Etnik topluluklar ve mezheplerin önündeki tuzak

2 Ağustos tarihli makalemizde Ergenekon tertibinin hedeflerinden birisinin de, Türkiye’nin siyasal yelpazesini, etnik ve mezhep farklılıkları zeminine oturtmak olduğunu yazdık. Yani plana göre, bir Sünni İslam Partisi, bir Alevi Partisi, bir “Türk” partisi ve bir de “Kürt” partisi olacaktı. Çünkü,Emperyalizm açısından etnik ve dini farklılıklar temelinde parçalanmış bir ülke,  kontrol edebilme açısından “ideal” bir ülkedir.

Millet, bu farklılıklar temelinde bölündü mü provokasyonlarvb yollarla çatışmalar körüklemek, böylece ülkeyi kontrol etmek ve hatta olabilirse parçalamak kolaylaşır.
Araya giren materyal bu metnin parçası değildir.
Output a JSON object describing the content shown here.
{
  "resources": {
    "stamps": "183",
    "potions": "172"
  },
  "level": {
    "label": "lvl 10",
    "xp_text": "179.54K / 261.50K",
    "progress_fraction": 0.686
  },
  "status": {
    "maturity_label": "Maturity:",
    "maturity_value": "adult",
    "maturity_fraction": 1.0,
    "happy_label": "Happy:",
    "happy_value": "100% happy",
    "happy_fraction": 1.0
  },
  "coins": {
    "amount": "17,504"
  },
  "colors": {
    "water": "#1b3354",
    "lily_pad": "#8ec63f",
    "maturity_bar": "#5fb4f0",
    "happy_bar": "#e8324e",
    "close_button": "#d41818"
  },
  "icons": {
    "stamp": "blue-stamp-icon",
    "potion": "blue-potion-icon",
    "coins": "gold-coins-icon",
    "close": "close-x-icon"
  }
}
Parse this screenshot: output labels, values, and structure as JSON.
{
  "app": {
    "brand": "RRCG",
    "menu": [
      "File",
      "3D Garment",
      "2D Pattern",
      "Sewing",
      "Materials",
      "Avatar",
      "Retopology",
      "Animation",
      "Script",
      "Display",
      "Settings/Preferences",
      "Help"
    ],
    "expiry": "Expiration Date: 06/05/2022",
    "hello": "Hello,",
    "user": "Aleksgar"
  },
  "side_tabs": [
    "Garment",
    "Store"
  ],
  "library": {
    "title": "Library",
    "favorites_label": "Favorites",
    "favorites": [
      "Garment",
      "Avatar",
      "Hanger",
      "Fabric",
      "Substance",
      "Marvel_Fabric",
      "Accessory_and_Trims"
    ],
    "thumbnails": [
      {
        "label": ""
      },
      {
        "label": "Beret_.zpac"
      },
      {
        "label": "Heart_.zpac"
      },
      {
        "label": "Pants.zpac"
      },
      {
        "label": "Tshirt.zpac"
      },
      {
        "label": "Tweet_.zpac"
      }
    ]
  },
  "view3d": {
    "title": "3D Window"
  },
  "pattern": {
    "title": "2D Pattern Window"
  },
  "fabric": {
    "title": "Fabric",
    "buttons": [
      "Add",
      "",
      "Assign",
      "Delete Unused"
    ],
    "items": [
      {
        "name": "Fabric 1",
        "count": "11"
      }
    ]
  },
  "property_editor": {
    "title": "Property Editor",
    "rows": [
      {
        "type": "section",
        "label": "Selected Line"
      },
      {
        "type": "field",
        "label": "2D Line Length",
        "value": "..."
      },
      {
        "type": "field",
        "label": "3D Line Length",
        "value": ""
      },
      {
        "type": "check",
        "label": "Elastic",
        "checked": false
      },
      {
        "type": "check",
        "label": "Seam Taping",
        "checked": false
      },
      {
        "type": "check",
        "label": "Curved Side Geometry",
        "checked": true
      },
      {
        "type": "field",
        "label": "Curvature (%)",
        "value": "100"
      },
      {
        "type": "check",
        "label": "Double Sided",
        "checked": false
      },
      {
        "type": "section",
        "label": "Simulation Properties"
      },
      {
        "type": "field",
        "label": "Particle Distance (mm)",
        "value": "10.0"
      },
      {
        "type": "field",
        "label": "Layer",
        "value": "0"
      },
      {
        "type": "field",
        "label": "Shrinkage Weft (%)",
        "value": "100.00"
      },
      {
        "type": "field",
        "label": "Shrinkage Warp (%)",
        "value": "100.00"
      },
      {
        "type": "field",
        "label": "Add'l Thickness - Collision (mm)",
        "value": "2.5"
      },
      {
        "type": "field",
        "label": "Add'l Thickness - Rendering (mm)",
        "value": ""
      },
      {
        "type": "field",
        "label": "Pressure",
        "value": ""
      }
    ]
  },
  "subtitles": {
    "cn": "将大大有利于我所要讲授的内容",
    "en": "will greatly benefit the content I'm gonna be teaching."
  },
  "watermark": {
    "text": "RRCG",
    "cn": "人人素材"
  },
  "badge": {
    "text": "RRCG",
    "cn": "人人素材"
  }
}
Yazım üzerine bir arkadaş, sosyal medyadan “Ne istiyorsunuz bu Alevilerden” diye yazmış. Bir şey istediğimiz yok tam tersine o yazıyla hem ülkeye hem de kaderi o ülkeye bağlı olan etnik gruplara ve azınlık mezheplerden yurttaşlara kurulan tuzağa dikkat çekmek istedik.

Uluslaşma süreci

Dünya kapitalizme ve dolaysıyla uluslaşma sürecine Avrupa’da girdi. Bugün homojen ulusal yapılara sahip gibi görünen bir çok Batılı ülke, bundan 500 yıl geriye gidildiğinde birbirinden oldukça farklı diler konuşan çok sayıda etnik gruptan oluşuyordu. Örneğin bundan 300 yıl önce bugünkü Fransızca,sadece Paris yöresinde toplam nüfusun, ancak yüzde 10’unu oluşturan bir kitle arasında konuşuluyordu. Franklar, Bretönlar, Normanlar, Basklar, Korsikalılar, Alsaslılar vd. geçen 300 yıl içinde Kapitalist gelişmenin sonucu olarak ve Fransız Devrimi’yle bugünkü Fransız Milleti haline geldiler.Paris Fransızcası hepsinin ortak dili oldu.